Comparison of simulated ESP and experimental cryo-EM maps for two representative residues. Experimental ESP maps contoured at three sequential levels (+6σ, blue; +12σ, cyan; +18σ, green) (a, d) and simulated ESP maps (b, e) for the previously assigned N7-acetyl-G3897 and O4-propanyl-U1348 nucleotides; (c, f) cryo-EM maps with fitted Mg2+. The comparison illustrates that densities close to the N7, O6 or O4 atoms of guanosines, adenines or uridines, respectively, can be misinterpreted due to the positive charge of hydrated Mg2+ ions that appear notably larger in cryo-EM maps compared with X-ray crystallographic maps. (g) Comparison of neighbouring residues with and without an Mg2+ ion bound; even at the higher contour level of the cryo-EM map the density remains continuous due to the positive charge that is only partially compensated by the nucleotide base and the coordinating water molecules.

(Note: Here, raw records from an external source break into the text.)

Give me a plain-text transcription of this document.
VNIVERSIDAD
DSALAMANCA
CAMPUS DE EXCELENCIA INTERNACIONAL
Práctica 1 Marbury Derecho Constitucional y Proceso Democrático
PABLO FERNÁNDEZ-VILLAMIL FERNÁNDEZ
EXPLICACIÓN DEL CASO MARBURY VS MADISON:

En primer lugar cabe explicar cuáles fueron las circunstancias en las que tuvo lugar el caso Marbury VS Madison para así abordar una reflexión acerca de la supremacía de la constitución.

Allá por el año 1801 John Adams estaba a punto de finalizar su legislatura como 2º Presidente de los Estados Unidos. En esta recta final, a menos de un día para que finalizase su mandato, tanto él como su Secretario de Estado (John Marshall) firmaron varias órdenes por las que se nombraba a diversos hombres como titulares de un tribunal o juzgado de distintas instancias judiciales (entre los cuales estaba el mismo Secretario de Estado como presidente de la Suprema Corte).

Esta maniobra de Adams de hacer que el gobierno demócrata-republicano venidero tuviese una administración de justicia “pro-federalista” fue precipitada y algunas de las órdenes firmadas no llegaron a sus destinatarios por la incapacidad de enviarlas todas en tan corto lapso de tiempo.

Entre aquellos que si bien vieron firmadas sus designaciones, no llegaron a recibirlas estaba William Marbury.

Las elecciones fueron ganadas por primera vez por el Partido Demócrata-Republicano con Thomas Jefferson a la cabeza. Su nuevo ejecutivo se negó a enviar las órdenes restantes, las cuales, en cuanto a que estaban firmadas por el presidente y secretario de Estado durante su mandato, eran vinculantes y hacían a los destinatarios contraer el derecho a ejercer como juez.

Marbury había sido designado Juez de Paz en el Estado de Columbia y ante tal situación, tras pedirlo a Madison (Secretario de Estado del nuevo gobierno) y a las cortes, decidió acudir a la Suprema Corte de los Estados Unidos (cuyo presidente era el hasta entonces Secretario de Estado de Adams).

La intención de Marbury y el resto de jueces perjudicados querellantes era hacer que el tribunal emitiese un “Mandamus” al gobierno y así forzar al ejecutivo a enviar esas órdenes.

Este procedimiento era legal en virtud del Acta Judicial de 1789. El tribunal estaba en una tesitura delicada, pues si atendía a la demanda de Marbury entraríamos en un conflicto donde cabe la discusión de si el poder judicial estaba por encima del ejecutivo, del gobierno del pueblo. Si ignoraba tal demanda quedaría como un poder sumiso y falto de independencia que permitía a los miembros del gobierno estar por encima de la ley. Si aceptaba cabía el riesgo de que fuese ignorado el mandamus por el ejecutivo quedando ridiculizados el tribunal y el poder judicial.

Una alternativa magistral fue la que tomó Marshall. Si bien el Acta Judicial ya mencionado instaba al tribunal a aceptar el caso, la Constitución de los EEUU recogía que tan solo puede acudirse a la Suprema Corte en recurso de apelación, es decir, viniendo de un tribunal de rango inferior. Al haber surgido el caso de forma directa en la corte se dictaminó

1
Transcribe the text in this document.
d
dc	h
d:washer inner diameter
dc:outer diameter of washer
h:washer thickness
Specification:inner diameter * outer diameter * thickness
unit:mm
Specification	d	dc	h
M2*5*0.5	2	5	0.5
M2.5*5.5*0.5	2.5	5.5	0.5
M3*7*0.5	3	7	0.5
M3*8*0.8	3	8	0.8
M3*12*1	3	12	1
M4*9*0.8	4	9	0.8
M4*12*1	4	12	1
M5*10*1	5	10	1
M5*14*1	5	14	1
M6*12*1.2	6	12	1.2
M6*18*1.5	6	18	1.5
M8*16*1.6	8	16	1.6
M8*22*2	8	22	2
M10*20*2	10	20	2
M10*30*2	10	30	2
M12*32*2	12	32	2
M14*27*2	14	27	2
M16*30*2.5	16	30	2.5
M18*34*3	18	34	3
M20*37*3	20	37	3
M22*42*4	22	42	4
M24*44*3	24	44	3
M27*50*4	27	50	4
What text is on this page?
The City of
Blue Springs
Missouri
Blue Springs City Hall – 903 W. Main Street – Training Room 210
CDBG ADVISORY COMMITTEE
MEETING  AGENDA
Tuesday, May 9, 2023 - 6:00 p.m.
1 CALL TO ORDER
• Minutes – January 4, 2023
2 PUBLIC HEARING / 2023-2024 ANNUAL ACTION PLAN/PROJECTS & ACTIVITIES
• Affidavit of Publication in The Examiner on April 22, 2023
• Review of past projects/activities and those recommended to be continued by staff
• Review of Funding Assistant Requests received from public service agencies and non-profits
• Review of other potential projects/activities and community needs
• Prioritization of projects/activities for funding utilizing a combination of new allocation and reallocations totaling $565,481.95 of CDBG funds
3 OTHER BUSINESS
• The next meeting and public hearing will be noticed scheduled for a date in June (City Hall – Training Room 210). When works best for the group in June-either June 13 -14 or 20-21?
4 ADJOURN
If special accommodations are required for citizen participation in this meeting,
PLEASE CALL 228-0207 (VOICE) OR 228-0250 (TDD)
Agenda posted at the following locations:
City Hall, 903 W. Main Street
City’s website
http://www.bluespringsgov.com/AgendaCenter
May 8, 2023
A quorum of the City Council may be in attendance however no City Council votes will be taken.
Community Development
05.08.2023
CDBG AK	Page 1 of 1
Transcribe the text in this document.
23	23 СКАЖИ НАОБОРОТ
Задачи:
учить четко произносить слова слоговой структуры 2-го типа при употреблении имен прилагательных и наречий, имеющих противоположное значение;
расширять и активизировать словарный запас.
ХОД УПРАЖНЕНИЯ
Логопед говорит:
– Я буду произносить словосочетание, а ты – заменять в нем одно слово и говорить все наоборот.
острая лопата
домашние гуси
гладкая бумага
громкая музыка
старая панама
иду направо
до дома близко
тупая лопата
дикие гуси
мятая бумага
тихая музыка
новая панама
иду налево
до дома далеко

Table 1. Reannotations to Mg2+ ions that have been made for densities in the vicinity of N7, O6 or O4 atoms (bold) of guanosines, adenines or uridines, respectively (28S rRNA; no changes in 18S rRNA).

The observed coordination is often octahedral, which is typical of Mg2+, but it cannot be excluded that some positions are other ions (K+ is present in the buffer, but coordination around K+ is less regular, often with more than six ligands with longer coordination distances) or water molecules. The coordinates of the human ribosome structure in the PDB were updated accordingly. Human 28S rRNA sequence, NR_003287.2; human 80S ribosome, PDB entry 6ek0; human 80S ribosome, EMBD entry EMD-3883.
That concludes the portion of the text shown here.